Second, Weeks actually points out the heart of the conflict at the heart of NCCAM. Dr. Briggs is clearly trying to move NCCAM in a direction that we at SBM would approve of, namely towards a more drug discovery-oriented approach towards herbal and botanical remedies and various supplements, as well as the study of exercise and various relaxation techniques. After all, these are the most plausible remedies that fall under the general rubric of CAM, and a pharmacognosy approach is the most likely to yield useful information and scientific advances. But that is not what CAM proponents want. Indeed, they resent this approach, as Weeks demonstrates:
One of the perverse pleasures that comes from the disposition of the NIH to hire NCCAM leaders who have no prior experience in alternative or integrative medicine is to think of the culture shock when they move from a zone of relative comfort — drug research on fractions of botanical — into the far reaches such as homeopathic theory and practice. In truth, forms of energetic thinking and practice are infused throughout the “CAM” universe; homeopathy’s dance with Avogadro’s number merely makes it, with distant prayer, the most challenging.
“Challenging” is putting it mildly. But this is the kicker:
It is probably good that Briggs’ extensive and admirable self-education process over the last 2 years preceded this meeting. The culture shock may had this meeting been in her first months.

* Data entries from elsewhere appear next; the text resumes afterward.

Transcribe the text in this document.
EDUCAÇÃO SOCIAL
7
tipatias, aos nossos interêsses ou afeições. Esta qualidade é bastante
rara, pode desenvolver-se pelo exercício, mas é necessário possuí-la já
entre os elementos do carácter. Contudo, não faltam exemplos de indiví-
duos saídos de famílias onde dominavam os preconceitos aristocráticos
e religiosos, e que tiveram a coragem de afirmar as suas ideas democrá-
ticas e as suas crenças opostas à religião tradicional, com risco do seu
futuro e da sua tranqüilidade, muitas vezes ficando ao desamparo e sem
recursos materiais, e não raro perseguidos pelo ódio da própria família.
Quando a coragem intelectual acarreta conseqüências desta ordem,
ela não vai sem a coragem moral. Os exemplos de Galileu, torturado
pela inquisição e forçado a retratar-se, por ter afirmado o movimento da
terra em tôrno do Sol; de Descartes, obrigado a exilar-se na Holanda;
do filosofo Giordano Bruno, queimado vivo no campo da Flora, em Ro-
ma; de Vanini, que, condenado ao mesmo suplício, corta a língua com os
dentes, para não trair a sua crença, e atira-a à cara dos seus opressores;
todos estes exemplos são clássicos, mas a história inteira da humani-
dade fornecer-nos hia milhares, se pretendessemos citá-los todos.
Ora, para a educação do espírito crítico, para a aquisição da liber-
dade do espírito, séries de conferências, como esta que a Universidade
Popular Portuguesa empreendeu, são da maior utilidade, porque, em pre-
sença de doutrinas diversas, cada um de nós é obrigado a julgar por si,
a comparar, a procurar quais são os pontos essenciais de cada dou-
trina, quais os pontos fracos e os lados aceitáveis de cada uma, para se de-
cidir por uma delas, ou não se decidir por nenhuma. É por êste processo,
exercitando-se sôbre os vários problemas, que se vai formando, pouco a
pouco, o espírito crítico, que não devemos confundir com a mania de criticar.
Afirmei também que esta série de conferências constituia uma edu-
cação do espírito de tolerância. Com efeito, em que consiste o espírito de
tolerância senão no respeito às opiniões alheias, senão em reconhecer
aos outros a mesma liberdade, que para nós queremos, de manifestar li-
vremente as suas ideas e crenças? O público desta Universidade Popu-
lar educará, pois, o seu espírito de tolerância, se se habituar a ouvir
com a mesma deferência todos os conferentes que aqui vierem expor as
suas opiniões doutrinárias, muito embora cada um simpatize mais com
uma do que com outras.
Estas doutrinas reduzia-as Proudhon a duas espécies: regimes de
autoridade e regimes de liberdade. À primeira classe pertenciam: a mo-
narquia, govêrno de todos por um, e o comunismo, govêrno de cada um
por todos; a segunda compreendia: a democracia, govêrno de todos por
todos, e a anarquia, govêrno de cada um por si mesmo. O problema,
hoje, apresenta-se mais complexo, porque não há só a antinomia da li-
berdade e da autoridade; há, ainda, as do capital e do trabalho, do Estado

I rather suspect that Mr. Weeks is correct here, only not in the way he thinks. I’m willing to bet that it was a major culture shock for Dr. Briggs to find out just how much magical thinking, religion, and pseudoscience underlie so much of CAM. What Weeks calls a “comfort zone” is in reality nothing more than staying within what can be studied and demonstrated scientifically, which is what scientists do. If homeopaths could produce anything more than centuries-old magical thinking to support their quackery, if they could produce actual science in the form of physics, chemistry, and biology to support their mystical beliefs in the “memory” of water and that “like cures like,” then their discipline would enter the realm of science, rather than being relegated to the realm of pseudoscience. The problem, of course, is that homeopathy and the “energy healing” modalities are so removed from science that this is about as unlikely to happen as there is likely to be a single molecule of active remedy left in a 30C dilution.
Therein lies the conflict at the heart of NCCAM, and, although I approve of Dr. Briggs’ attempts to increase the scientific rigor of NCCAM and, given that NCCAM isn’t going anywhere, see that as the best path towards trying to make NCCAM a useful center in the NIH, I’m afraid that her actions will only exacerbate the conflict. It’s the institution and the laws that created it that are the problem, and Dr. Briggs won’t be there forever. Her successor might not be as dedicated to science as she is. (In fact, if people like John Weeks get their way, you can count on it.) No matter how much Dr. Briggs may change the culture of NCCAM under her stewardship, all it takes is a new director to change it right back. Directors come and go, but institutions last for generations.